The scale of healthcare data exposure in the 2020s has been staggering:

• Change Healthcare (UnitedHealth Group) — 2024: The largest healthcare data breach in U.S. history. A ransomware attack on Change Healthcare, the nation's largest health payment processor, disrupted claims processing for months and exposed the records of over 100 million Americans. Class action litigation is ongoing.
• Anthem — 2015: The first major healthcare mega-breach. Hackers stole names, Social Security numbers, birthdates, addresses, and employment information for 78.8 million Anthem members and employees. The $115 million settlement remains the largest HIPAA-related settlement in history.
• Premera Blue Cross — 2015: 11 million members had medical claims data, SSNs, and bank account details exposed. Settlement: $74 million.
• Community Health Systems — 2014: 4.5 million patients had SSNs and personal information stolen. Multiple state settlements.
• Ascension Health — 2024: A cyberattack on one of the nation's largest Catholic health systems affected millions of patients across 19 states. Class action filings active.
• Hospital system breaches (ongoing): Regional hospital systems and independent practices file HIPAA breach reports daily. SettlementRadar monitors all filings with significant settlement potential.

HIPAA vs. Class Action Settlements: What's the Difference?

When you hear about a hospital paying a "HIPAA fine," that money goes to the government — not to you. HIPAA penalties are regulatory sanctions, not consumer compensation. To receive money for a healthcare data breach, you need a class action settlement. Class action settlements are civil lawsuits where patients or members sue the breached organization for negligence, breach of contract, and violations of state privacy laws. These cases run parallel to any government regulatory action and are your path to direct compensation. The distinction matters because organizations that have paid large HIPAA fines may simultaneously be settling separate class actions. The fine ≠ the settlement. Always check SettlementRadar to see if an active class action settlement exists for any healthcare breach affecting you.

Your Rights Under HIPAA

Under the Health Insurance Portability and Accountability Act (HIPAA), your healthcare provider or insurer must:

• Notify you within 60 days of discovering a breach affecting your PHI
• Provide a description of the PHI involved, the cause of the breach, and the steps being taken
• Offer free credit monitoring or identity theft protection in most major breach cases

But HIPAA notification doesn't mean you automatically receive compensation — that requires filing a claim in the class action. If you received a breach notification letter from a healthcare company and didn't file a claim, you likely left money on the table. Check the settlements above to see if the filing window is still open.

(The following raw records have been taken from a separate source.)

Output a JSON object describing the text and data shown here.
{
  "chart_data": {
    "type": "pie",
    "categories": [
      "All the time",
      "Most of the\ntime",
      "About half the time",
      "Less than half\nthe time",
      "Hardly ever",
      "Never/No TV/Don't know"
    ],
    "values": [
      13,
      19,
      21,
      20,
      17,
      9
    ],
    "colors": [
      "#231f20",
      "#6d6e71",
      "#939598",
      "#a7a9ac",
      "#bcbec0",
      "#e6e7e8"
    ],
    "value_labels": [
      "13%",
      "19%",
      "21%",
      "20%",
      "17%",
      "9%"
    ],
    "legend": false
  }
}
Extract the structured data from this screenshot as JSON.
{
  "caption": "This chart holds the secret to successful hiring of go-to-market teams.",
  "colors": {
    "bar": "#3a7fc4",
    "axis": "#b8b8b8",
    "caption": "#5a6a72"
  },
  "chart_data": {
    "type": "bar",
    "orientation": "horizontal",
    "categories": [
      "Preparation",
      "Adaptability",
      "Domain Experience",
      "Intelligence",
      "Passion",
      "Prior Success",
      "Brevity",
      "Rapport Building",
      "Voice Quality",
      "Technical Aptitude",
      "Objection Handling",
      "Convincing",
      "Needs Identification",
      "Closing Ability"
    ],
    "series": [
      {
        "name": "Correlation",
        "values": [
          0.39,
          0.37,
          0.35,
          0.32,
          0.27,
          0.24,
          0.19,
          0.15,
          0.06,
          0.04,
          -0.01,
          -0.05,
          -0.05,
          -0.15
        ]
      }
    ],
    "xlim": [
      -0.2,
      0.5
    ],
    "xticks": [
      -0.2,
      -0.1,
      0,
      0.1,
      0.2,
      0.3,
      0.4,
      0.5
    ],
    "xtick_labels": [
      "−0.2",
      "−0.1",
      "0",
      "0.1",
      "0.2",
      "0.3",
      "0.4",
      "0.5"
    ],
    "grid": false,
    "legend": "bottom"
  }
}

How Healthcare Settlement Payouts Are Calculated

Most healthcare settlements offer tiered compensation:

• Tier 1 (Base claim, no documentation): $50–$500. Available to all class members with a valid, verified claim. No receipts or proof of harm required.
• Tier 2 (Enhanced claim, documented losses): $500–$5,000. For class members who can document out-of-pocket losses like credit monitoring subscriptions, identity theft insurance, time spent resolving fraud, or unreimbursed costs.
• Tier 3 (Extraordinary losses): $5,000–$20,000+. For class members who experienced significant identity theft, medical identity fraud, or other documented substantial harm directly traceable to the breach.

Pro tip: Even if you can't document losses, file the base claim. Healthcare settlements frequently have low claims rates, meaning the per-person base payment often exceeds initial estimates when fewer people file than expected.